Burada, kıymetle vurgulamakta yarar vardır ki, ülkemiz sarsıntı jenerasyonunda yer almakta olup, buna ait tedbirleri almak, yasal düzenlemeleri yapmak, felaketin gerçekleşmesi durumunda anında müdahale edebilecek sistemleri kurmak, bu sistemleri fonksiyonel halde tutmak, vatandaşların ve hatta tüm canlıların enkazdan kurtarılmaları başta olmak üzere soğuktan ve açlıktan ölmemelerini, salgın hastalık ile uğraş etmemelerini, evsiz ve yurtsuz kalmamalarını, yakınlarının cenazelerine ulaşabilmelerini ve birbiriyle bağlantı halinde kalmalarını sağlamak konusunda mükellef olan şahıslar işbu dilekçenin başında belirtilen kamu vazifelileri olup, maddelerin gereğini taammüden ve/ yahut ihmal suretiyle yerine getirmemişlerdir.
DEPREM HARİTASINI 2018’DE YAYINLADI
Türkiye Zelzele Tehlike Haritası, 18 Mart 2018 tarihinde yayınlanmış olup, 01.01.2019 tarihinde yürürlüğe girmiştir.
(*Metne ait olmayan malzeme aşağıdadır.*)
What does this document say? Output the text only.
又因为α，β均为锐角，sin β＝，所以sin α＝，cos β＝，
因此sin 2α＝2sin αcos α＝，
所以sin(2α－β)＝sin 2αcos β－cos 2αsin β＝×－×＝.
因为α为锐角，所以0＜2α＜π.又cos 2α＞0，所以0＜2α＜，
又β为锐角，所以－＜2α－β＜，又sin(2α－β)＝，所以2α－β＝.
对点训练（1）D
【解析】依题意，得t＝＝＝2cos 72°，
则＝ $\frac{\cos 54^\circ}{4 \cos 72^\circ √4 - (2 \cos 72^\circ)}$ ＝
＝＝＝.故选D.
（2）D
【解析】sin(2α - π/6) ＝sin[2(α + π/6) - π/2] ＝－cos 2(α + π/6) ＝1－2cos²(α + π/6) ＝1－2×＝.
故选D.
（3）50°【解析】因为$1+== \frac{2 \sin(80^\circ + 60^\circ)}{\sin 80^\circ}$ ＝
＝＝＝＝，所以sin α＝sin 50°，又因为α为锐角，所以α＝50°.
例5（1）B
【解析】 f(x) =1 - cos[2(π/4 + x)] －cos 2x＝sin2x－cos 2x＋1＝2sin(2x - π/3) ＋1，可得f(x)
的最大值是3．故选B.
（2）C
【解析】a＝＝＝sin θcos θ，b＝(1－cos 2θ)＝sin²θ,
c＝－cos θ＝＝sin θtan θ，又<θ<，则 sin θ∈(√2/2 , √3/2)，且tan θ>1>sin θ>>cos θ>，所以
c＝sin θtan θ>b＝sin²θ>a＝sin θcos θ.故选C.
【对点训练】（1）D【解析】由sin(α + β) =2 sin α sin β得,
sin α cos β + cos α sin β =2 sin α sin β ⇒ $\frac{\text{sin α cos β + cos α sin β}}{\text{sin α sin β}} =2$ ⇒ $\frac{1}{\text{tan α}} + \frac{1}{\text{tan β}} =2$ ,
Bu düzenlemenin Bakanlar Konseyi kararı biçiminde ihdas edildiği, Bakanlar Konseyi’nin kararnamesine ek karar olarak tanzim edilerek, Cumhurbaşkanı sıfatıyla Recep Tayyip Erdoğan tarafından imzalandığı görülmektedir. Anılan kararın ekinde Türkiye zelzele tehlike haritasının fiziki harita biçiminde yayımlandığı, fay çizgilerinin koyu renklerle gösterildiği, devamında fay sınırındaki zelzele bölgelerinin tek tek koordinatlarıyla verildiği ve zelzele olasılıklarının hesaplanarak tablolaştırıldığı görülmektedir. Harita ve koordinat sistemi içinde 06.02.2023 tarihinde gerçekleşen sarsıntının yaşandığı tüm bölgelerin de yer aldığı görülmektedir.
GİZLİ SIR PEŞİNDELER
Umumi Hayata Müessir Afetler Hasebiyle Alınacak Önlemlerle Yapılacak Yardımlara Dair Kanunun 1. Unsuru, devlete ve onu temsil eden yönetimlere, sırf afet sonrasında yapılacak işleri ve yardımları değil, ‘zarar görmesi olası yerlerde’ afetten evvel önlem alma yükümlülüğü de yüklemekteyken; vatandaşlar devletin yerine getirmediği tüm sorumlulukları kendi yetersiz imkanları ile yerine getirmek zorunda bırakılmış, işbu sorumlulukları yerine getirmesi gerekenler ise baht planı çerçevesinde bâtın bir sır peşinde oldukları açıklamıştır.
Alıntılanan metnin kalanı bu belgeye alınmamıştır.